In article <[EMAIL PROTECTED]>, Smylers
<[EMAIL PROTECTED]> wrote:

> brian d foy writes:
> 
> > In article <[EMAIL PROTECTED]>, Larry Wall
> > <[EMAIL PROTECTED]> wrote:
> > 
> > > On Tue, Dec 04, 2007 at 08:28:48AM -0800, brian d foy wrote:
> > > 
> > > : In article <[EMAIL PROTECTED]>, Larry Wall
> > > : <[EMAIL PROTECTED]> wrote:
> > > : 
> > > : > : Later in the "Literals" section of S02, there's a chart of the
> > > : > : corresponding forms for fat arrow, pair, and paren notation. It has
> > > : > : 
> > > : > :    a => 'foo'      :a<foo>      :a(<foo>)
> > >  
> > > You're confusing various levels here when you say "same thing".
> > > They're the same in some ways and different in others.

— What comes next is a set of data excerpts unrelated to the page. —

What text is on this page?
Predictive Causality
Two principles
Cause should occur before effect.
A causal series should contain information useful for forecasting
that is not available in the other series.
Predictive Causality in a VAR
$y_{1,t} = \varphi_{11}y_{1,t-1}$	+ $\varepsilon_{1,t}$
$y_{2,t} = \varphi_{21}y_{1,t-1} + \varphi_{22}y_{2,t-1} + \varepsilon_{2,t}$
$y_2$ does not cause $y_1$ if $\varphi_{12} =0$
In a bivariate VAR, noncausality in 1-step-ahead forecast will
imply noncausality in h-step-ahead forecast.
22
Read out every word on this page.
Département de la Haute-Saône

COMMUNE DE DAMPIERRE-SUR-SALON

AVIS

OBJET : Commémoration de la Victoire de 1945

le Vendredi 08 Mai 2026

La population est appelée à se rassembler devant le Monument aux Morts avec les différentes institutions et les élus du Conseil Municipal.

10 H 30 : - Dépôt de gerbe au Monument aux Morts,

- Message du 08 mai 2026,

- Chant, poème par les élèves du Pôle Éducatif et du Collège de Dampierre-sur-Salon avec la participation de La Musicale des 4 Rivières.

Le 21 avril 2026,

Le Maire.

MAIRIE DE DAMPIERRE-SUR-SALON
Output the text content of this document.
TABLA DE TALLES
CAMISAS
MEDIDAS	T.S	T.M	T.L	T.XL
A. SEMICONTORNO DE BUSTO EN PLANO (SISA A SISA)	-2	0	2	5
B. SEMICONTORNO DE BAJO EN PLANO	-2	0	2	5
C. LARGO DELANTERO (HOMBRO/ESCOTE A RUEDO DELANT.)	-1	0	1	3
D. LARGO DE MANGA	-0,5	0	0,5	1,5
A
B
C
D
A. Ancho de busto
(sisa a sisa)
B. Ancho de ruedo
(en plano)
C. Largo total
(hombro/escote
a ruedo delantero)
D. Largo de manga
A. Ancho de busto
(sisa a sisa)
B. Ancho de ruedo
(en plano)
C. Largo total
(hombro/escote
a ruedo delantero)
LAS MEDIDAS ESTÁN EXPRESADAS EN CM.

> The colon can _also_ be used for forming adverbs (similarly to how the
> slash can be used for both regexes and division, in different places),
> but that doesn't effect the equivalence of the above.

The section where that table is talks about adverbs. This isn't just
the same characters being used for different things. Some pairs also
act like adverbs. See my earlier message on file test operators.